Poudre de cacao pur ? Pas si vite
Derrière l'ingrédient familier du chocolat chaud du matin se cache un produit aux multiples visages, chimiquement transformé, nutritionnellement remarquable, et bien plus mystérieux qu'il n'y paraît.
Un Hollandais a tout inventé
Il y a quelque chose de rassurant dans une boîte de cacao en poudre. L'étiquette dit « 100 % pur », la couleur est profonde et chocolatée, le parfum, immédiat et gourmand. On croit le connaître. On le connaît depuis l'enfance. Et pourtant, cet ingrédient discret dissimule une fabrication complexe, des propriétés méconnues, et quelques surprises que l'industrie agroalimentaire n'a pas vraiment intérêt à mettre en avant.
C'est au XIXe siècle qu'un chimiste néerlandais, Coenraad van Houten, invente une presse hydraulique capable d'extraire le beurre de cacao des fèves. Il met également au point un procédé à base de sels alcalins pour traiter la matière sèche restante, obtenant ainsi une poudre soluble au goût subtil. On lui doit, sans le savoir, la distinction que nous faisons aujourd'hui entre la poudre de cacao et la tablette de chocolat.
La poudre de cacao est en réalité un sous-produit. Pour la produire, les fèves sont fermentées, séchées, torréfiées, puis pressées à des pressions allant jusqu'à 600 bars pour en extraire la matière grasse, le précieux beurre de cacao. Ce qui reste, des galettes compactes appelées tourteaux, est broyé en poudre fine. C'est ce résidu que vous versez chaque matin dans votre tasse.
« Le mot cacao a un super pouvoir : celui de rendre tout ce qu'il touche artisanal, même quand ce n'est pas le cas. »
L'alcalinisation, le secret bien gardé
La poudre de cacao est naturellement acide et peu soluble dans l'eau ou le lait.

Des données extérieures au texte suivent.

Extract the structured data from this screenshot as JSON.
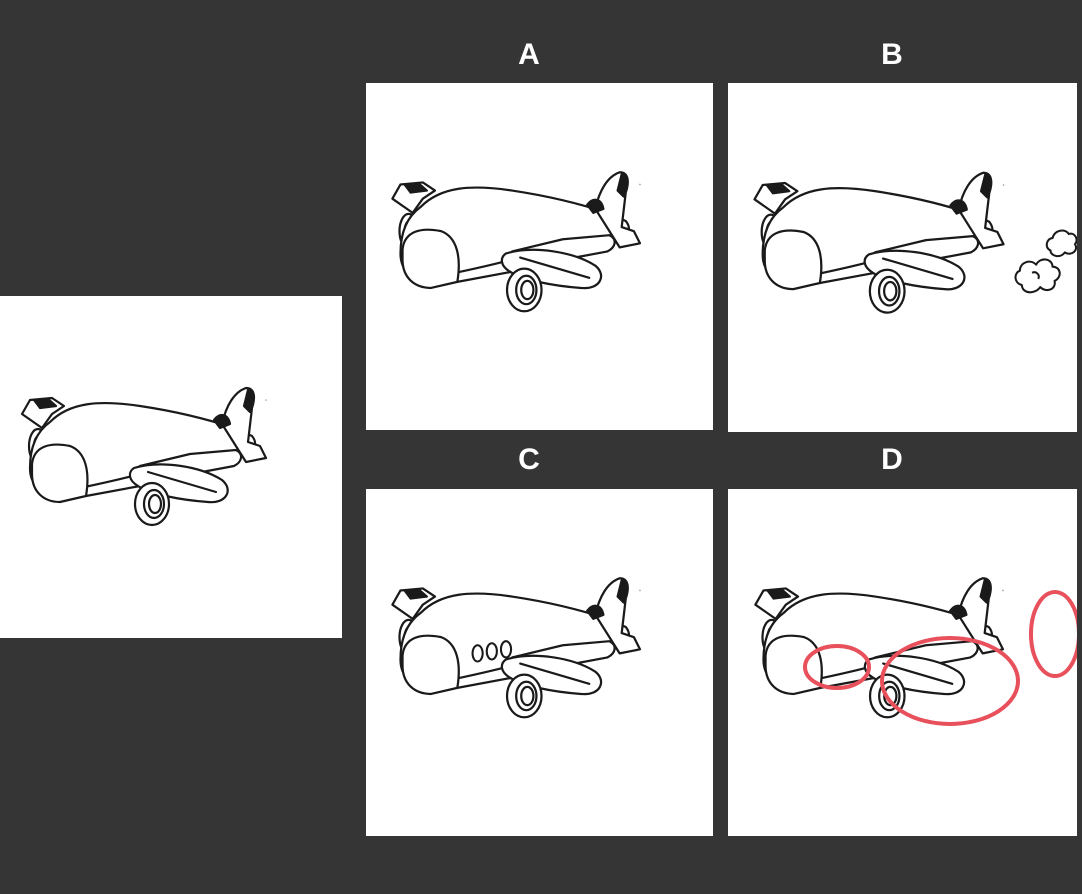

Pour y remédier, la grande majorité des fabricants ont recours à l'alcalinisation : en ajoutant du carbonate de potassium ou de sodium, ils modifient le pH de la poudre, ce qui la rend plus soluble et lui confère une couleur brun-rouge plus intense et plus appétissante.
Ce procédé est aussi économique que révélateur. Un brevet déposé autour de cette technique précise qu'il permet d'obtenir avec une teneur moins élevée en cacao une coloration plus intense. En clair, moins de cacao pour plus d'apparence. La couleur foncée d'une poudre n'est donc pas un gage de qualité, c'est souvent l'inverse.
Jusqu'à 90 % des bienfaits perdus en chemin
Le cacao brut est l'une des sources les plus remarquables de flavanols, des antioxydants puissants liés à la réduction de l'inflammation, à la protection cardiovasculaire et à l'amélioration de la circulation sanguine. Mais une étude récente a montré que le traitement industriel classique, combinant torréfaction et alcalinisation, détruit entre 60 et 90 % de ces composés protecteurs.
Autrement dit, la poudre de cacao vendue en supermarché et la poudre de cacao cru, non torréfiée, non alcalinisée, sont deux produits aux profils nutritionnels radicalement différents, bien qu'ils portent parfois le même nom sur l'étiquette.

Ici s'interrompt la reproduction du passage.